"Mata waktu, mata sunyi: memanggil, menelan. Ceruk cinta yang haus warna. Ceruk perempuan. Malam ini aku akan tidur di matamu. Daun-daun celana berguguran di senja tersayang. Di senja tersayang daun-daun celana berguguran. Tangan kecil hujan menjatuhkan embun ke celah bibirmu, meraba demam pada lehermu, dan dengan takzim membuka kancing bajumu. Aduh sayang, jarak itu sebenarnya tak pernah ad…
Mari kita buka apa isi kaleng Khong Guan ini: biskuit peyek keripik ampiang atau renginang? Simsalabim. Buka! Isinya ternyata ponsel kartu ATM tiket voucher obat jimat dan kepingan-kepingan rindu yang sudah membatu.

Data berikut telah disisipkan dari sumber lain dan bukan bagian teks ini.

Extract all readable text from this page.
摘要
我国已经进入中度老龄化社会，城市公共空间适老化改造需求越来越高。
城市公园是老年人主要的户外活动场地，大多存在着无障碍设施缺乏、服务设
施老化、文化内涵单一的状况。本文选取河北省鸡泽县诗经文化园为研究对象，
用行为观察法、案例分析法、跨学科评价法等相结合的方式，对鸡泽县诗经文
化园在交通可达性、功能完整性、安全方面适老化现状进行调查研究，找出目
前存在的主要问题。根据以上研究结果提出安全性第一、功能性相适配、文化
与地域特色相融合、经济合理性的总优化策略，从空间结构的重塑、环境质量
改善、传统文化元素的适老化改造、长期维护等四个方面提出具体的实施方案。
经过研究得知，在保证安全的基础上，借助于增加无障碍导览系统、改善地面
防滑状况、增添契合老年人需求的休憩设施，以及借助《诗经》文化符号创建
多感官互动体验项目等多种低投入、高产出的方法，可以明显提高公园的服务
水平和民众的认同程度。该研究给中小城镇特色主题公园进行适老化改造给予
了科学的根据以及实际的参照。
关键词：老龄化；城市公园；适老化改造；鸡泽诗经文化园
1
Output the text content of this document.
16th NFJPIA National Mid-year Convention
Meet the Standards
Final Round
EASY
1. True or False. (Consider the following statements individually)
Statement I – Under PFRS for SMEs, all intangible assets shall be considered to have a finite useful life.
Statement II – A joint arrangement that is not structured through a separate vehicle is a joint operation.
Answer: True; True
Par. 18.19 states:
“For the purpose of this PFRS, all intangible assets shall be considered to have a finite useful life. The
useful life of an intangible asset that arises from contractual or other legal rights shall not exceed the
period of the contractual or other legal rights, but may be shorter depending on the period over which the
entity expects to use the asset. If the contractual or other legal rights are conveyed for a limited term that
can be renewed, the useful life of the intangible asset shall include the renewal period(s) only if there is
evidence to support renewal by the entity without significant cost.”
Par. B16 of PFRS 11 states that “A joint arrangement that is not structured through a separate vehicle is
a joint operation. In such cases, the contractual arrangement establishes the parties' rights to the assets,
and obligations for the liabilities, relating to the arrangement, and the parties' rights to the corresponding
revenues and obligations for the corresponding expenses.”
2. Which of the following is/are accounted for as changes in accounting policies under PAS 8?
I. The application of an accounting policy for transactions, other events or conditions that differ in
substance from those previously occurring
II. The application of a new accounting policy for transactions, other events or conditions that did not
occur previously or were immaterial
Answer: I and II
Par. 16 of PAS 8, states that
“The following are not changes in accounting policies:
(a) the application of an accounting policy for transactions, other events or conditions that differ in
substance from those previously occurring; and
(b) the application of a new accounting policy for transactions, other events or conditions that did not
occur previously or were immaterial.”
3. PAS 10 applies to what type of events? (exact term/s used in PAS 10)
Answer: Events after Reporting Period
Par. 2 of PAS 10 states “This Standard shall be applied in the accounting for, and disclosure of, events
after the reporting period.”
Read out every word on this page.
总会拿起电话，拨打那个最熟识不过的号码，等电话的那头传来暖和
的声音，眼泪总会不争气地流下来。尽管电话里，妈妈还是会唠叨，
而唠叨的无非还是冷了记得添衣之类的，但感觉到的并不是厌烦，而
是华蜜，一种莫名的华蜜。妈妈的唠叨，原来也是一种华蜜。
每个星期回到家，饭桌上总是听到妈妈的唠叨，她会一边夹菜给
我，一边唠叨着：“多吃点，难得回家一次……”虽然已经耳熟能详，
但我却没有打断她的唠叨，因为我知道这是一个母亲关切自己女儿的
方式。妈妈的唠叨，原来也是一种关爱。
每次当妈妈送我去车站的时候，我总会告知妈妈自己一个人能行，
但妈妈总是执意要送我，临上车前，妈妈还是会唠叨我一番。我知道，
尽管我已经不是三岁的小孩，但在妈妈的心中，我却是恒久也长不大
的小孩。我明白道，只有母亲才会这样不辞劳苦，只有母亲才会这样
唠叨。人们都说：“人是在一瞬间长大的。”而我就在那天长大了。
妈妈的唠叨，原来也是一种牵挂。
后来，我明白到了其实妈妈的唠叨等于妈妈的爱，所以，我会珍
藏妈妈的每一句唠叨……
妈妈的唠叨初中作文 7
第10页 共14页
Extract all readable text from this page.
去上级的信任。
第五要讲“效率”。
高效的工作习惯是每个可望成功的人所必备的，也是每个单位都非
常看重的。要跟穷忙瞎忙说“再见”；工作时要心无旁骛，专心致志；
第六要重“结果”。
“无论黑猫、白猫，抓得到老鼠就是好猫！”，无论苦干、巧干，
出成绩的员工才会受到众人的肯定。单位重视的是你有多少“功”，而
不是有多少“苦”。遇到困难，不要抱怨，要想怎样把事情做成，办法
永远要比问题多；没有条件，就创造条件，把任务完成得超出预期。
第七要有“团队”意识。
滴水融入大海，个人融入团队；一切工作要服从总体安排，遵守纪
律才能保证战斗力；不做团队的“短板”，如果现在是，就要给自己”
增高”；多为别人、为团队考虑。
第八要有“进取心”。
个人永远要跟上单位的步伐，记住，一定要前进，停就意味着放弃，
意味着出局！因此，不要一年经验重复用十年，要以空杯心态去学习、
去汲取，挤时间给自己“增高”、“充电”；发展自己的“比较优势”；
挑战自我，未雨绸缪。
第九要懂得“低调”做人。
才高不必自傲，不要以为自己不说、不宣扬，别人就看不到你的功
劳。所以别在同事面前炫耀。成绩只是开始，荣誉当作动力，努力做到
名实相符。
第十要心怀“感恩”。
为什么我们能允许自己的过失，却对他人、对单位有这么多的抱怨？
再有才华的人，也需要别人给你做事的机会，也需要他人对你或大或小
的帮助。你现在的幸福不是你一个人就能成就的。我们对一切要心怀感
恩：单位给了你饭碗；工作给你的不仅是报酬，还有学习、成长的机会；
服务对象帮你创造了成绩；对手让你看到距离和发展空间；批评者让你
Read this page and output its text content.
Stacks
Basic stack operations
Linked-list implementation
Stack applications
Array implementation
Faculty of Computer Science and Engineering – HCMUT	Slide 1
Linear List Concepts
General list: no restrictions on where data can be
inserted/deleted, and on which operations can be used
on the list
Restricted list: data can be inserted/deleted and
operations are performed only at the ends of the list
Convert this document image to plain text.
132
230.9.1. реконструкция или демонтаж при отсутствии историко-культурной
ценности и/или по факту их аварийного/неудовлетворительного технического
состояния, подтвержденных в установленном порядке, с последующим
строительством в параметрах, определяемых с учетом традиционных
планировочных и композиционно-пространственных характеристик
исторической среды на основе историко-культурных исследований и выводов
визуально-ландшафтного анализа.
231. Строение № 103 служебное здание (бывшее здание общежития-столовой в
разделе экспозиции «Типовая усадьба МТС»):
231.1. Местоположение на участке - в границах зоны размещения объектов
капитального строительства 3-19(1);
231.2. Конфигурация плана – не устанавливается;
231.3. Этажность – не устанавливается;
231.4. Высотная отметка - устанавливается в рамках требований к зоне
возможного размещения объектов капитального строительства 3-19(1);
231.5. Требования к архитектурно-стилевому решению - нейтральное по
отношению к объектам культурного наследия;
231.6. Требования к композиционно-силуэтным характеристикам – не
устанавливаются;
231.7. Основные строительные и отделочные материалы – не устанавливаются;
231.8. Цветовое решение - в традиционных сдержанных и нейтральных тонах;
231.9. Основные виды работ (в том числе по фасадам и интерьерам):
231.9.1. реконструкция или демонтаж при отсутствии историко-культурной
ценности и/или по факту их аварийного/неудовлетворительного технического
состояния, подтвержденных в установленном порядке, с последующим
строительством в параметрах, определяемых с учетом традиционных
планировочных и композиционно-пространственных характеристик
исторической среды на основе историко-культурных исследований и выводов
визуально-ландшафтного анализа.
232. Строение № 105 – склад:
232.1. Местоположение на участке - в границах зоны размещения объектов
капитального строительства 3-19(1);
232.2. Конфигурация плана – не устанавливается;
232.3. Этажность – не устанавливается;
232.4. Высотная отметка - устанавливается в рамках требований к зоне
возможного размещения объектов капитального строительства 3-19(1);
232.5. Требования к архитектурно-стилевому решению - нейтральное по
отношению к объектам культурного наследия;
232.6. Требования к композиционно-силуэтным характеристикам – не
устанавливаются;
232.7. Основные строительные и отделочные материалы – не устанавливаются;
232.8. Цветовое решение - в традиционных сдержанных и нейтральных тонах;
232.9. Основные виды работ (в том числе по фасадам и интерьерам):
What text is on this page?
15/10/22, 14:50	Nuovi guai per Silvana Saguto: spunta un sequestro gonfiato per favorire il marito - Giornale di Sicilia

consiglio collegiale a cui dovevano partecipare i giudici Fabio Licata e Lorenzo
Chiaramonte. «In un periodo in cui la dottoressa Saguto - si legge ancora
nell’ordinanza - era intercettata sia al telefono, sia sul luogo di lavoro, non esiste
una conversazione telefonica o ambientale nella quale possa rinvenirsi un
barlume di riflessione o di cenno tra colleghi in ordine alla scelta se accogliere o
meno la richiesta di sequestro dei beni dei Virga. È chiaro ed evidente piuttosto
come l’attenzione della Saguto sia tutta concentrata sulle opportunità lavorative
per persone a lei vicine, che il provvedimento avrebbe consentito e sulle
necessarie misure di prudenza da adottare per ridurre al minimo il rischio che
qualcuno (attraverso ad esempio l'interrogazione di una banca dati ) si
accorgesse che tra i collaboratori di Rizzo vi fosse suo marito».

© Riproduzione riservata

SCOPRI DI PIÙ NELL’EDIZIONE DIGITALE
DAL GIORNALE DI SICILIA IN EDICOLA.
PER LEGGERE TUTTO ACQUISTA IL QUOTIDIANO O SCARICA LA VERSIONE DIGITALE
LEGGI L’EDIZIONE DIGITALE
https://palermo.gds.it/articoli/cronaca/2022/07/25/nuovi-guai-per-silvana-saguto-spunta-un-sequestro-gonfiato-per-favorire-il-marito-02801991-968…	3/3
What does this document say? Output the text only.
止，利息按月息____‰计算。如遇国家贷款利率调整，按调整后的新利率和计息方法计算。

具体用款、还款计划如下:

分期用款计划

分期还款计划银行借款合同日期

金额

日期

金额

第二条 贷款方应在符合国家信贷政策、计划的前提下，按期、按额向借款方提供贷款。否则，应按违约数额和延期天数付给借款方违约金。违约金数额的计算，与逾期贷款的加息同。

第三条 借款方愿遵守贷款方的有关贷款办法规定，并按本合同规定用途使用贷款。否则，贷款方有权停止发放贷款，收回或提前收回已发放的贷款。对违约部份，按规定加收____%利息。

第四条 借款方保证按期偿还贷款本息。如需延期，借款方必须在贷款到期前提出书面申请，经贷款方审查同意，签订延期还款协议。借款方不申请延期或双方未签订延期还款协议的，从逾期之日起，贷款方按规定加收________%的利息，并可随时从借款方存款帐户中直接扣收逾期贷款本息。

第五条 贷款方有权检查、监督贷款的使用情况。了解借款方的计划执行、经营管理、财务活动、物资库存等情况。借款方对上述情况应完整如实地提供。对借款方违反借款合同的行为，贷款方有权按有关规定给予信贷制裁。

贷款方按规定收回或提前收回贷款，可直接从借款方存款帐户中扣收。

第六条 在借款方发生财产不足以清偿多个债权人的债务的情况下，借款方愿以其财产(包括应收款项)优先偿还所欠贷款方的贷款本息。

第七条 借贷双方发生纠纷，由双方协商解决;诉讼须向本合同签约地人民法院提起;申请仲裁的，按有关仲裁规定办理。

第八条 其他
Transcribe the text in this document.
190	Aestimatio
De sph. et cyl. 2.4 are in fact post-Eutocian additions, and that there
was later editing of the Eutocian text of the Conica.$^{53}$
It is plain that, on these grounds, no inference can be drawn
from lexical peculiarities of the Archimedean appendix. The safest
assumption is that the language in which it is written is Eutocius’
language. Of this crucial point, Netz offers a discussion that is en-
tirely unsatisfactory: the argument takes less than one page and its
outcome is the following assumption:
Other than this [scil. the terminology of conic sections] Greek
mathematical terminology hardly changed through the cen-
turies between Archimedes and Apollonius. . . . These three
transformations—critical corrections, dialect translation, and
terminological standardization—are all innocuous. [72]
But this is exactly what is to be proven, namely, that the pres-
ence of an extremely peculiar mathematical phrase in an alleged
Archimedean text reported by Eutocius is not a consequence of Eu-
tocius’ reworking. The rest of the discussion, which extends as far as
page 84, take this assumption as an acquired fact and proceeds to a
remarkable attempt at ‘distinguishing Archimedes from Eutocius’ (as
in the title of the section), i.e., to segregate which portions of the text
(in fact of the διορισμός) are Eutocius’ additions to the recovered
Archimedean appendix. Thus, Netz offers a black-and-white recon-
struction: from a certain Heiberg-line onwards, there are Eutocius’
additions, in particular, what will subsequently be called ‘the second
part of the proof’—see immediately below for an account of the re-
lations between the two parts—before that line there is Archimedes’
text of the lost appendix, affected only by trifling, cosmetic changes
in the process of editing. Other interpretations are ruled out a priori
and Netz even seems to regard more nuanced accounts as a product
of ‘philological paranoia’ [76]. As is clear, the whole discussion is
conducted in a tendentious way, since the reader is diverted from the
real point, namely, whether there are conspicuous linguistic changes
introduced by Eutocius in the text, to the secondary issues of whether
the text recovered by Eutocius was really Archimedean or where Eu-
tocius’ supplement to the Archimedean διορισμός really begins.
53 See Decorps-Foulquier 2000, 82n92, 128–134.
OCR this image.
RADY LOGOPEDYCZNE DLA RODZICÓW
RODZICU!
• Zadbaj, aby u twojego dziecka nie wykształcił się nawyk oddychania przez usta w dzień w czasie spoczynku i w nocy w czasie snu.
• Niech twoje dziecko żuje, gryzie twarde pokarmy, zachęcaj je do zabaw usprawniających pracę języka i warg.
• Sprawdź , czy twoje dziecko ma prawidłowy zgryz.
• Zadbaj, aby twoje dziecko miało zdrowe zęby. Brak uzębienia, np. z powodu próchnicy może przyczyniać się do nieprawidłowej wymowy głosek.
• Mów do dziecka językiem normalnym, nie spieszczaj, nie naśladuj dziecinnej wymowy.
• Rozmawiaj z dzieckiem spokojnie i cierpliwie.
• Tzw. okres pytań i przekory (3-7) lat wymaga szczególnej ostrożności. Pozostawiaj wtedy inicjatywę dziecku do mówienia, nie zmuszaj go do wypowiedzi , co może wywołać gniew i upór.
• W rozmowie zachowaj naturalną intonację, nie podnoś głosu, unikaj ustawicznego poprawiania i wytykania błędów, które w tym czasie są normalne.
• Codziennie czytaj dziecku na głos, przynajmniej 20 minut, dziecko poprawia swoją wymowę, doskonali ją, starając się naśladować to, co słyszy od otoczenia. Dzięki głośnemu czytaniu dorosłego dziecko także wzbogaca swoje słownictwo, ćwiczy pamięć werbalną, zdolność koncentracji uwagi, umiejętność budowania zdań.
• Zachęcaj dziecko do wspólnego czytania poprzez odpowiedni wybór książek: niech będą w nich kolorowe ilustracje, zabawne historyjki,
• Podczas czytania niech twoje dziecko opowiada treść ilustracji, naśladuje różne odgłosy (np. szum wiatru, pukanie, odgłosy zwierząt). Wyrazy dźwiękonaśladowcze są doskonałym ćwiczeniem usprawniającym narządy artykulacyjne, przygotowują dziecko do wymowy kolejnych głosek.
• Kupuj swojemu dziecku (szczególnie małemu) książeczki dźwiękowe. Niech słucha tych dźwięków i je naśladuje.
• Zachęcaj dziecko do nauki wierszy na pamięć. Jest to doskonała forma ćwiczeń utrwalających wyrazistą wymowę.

Inilah buku pilihan puisi dari penyair kelahiran Sukabumi, Jawa Barat, Joko Pinurbo atau dikenal sebagai Jokpin. Buku yang judulnya merupakan salah satu frasa dalam sajak ""Puasa"" (2007) ini memuat 121 puisi dari kurun 1989-2012. Pada halaman 152, Jokpin berpuisi : Dari kamar mandi yang jauh dan sunyi saya ucapkan Selamat Menunaikan Ibadah Puisi.